São as chamadas “forest schools” (“escolas florestais”) que existem também noutros países, como a Finlândia, com turmas em idade pré-escolar e do jardim de infância, onde as crianças podem passar até 95% do dia escolar ao ar livre, combinando aprendizagem com brincadeira e contacto com a natureza.

“Escolas florestais” nasceram durante outra pandemia

Estas “escolas florestais” tiveram a sua génese na Alemanha, no início do Século XX, com o pediatra Bernhard Bendix e com o inspector escolar Hermann Neufert, e surgiram como uma resposta à pandemia de tuberculose.

Bendix e Neufert abriram a primeira Waldschule für kränkliche Kinder (“escola florestal para crianças doentes”) nas imediações de Berlim, em 1904, no coração de uma floresta local, com apenas uma estrutura de madeira básica que servia para dar as aulas durante os dias mais frios ou chuvosos, como relata o site History.

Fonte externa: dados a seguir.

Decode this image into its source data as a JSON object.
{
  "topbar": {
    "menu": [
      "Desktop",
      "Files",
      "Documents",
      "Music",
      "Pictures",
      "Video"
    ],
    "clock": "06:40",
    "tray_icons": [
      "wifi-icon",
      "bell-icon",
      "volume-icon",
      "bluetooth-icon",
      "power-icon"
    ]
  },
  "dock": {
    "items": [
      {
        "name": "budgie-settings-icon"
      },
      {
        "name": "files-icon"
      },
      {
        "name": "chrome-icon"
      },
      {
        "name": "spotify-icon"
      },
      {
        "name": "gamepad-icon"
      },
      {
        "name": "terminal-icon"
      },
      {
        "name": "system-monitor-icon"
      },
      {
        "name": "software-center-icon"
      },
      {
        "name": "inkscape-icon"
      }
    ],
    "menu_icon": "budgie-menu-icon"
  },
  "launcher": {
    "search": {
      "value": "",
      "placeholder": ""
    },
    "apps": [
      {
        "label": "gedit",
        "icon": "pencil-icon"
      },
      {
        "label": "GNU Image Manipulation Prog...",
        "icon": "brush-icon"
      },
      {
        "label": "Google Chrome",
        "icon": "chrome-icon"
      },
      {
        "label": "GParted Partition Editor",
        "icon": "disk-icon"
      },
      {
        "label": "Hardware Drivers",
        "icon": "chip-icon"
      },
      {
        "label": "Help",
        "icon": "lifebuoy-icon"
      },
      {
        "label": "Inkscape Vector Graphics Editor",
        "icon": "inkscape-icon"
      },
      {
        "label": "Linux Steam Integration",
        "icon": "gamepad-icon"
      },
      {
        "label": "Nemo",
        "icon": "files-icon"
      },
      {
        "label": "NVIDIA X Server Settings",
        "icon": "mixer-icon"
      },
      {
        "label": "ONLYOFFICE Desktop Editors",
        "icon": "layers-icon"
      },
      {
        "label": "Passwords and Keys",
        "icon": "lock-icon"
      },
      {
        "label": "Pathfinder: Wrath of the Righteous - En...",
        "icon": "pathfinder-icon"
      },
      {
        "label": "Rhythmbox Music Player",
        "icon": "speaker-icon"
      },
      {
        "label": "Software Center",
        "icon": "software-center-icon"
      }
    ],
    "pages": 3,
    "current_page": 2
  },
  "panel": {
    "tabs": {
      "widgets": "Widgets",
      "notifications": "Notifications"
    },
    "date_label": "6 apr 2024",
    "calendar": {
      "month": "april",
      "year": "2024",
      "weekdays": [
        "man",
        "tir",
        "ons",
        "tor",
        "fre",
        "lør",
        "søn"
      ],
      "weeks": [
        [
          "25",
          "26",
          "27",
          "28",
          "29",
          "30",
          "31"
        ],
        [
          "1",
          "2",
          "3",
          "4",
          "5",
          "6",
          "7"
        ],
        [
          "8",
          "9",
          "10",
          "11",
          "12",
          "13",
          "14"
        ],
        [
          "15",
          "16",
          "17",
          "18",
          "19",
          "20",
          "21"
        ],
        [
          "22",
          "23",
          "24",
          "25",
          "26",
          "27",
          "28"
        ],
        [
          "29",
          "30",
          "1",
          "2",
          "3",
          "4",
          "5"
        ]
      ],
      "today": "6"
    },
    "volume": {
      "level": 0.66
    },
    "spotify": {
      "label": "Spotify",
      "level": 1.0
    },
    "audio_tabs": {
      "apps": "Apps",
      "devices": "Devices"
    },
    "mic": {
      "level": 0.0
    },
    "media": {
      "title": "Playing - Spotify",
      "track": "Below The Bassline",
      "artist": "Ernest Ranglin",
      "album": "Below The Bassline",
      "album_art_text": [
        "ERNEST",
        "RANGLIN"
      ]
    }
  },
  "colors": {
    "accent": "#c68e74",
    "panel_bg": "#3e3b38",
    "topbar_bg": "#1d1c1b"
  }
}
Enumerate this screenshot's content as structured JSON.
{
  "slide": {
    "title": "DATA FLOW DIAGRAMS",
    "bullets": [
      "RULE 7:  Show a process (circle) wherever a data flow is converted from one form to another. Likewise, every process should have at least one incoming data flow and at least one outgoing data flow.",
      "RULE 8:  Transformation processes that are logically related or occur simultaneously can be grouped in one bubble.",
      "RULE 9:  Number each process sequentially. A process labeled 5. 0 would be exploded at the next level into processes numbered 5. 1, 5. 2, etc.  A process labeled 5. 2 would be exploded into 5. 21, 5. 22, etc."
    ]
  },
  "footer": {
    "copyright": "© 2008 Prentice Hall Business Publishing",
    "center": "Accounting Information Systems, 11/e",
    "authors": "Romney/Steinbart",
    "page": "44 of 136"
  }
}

Essa Waldschule acolhia, essencialmente, crianças que tinham sintomas associados à tuberculose.

Mas, pela mesma altura, muitas escolas, em países como os EUA, optaram por levar os alunos para salas de aula ao ar livre para reduzir os riscos de contágio com tuberculose (a doença também se transmite através de gotículas que transportam a bactéria).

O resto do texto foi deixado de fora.